Elisa Rigon; Chiara Saggia; Valentina Rossi; Silvia Genestroni; Erica Gaudino; Paola Campisi; Claudia Veggiani; Renzo Luciano Boldorini; Oscar Alabiso

Disclosures

Future Oncol. 2015;11(7):1023-1026. 

In This Article

Conclusion

Based on the data collected until today, we need a better definition of TNBC and a more clear understanding of its heterogeneity; this is fundamental to help develop new targeted therapies that could be effective in this population. Moreover, it is important to identify new predictive markers, as they are extremely useful to understand the mechanism of action of drugs and to identify TNBC patients who could benefit from specific therapies. Given the heterogeneity of TNBCs, more biomarkers or even entire predictive pathways might be necessary to predict the benefits from new targeted drugs.[16]
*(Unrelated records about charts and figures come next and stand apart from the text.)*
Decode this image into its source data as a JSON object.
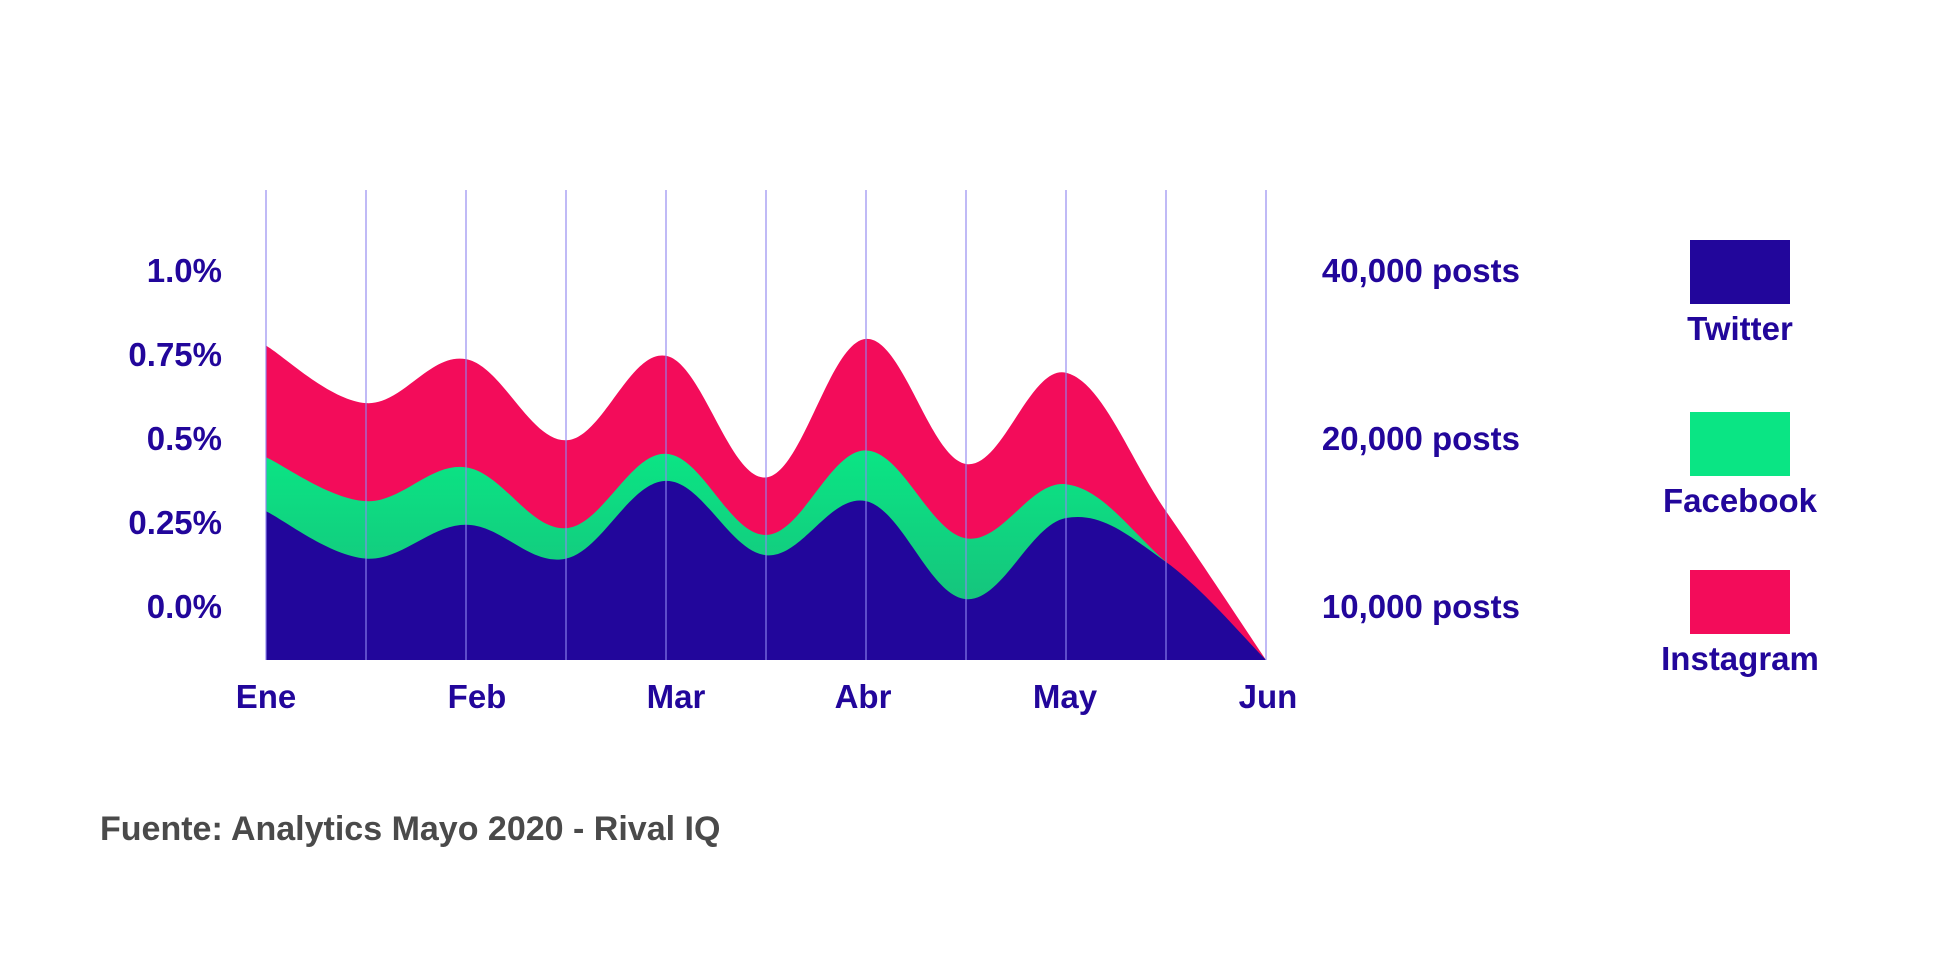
{
  "chart_data": {
    "type": "area",
    "stacked": true,
    "x": [
      0,
      0.5,
      1,
      1.5,
      2,
      2.5,
      3,
      3.5,
      4,
      4.5,
      5
    ],
    "x_tick_labels": [
      "Ene",
      "Feb",
      "Mar",
      "Abr",
      "May",
      "Jun"
    ],
    "y_left_tick_labels": [
      "1.0%",
      "0.75%",
      "0.5%",
      "0.25%",
      "0.0%"
    ],
    "y_right_tick_labels": [
      "40,000 posts",
      "20,000 posts",
      "10,000 posts"
    ],
    "series": [
      {
        "name": "Twitter",
        "color": "#22069b",
        "values": [
          0.44,
          0.3,
          0.4,
          0.3,
          0.53,
          0.31,
          0.47,
          0.18,
          0.42,
          0.29,
          0.0
        ]
      },
      {
        "name": "Facebook",
        "color": "#0ae584",
        "values": [
          0.16,
          0.17,
          0.17,
          0.09,
          0.08,
          0.06,
          0.15,
          0.18,
          0.1,
          0.0,
          0.0
        ]
      },
      {
        "name": "Instagram",
        "color": "#f30c5a",
        "values": [
          0.33,
          0.29,
          0.32,
          0.26,
          0.29,
          0.17,
          0.33,
          0.22,
          0.33,
          0.15,
          0.0
        ]
      }
    ],
    "grid": true,
    "legend_position": "right"
  },
  "source": "Fuente: Analytics Mayo 2020 - Rival IQ"
}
Oncologists and pathologists should make every effort in the identification of this small subset of patients with breast cancer, because the lack of recognition of HER2 overexpression and therefore the exclusion of anti-HER2 agents from the therapy decreases disease-free survival and OS of these patients.

As a concluding remark, FISH assay in TNBCs could produce drastic changes in clinical practice; we hope that this method can soon become a standard and can be also extended to hormone-responsive breast cancers.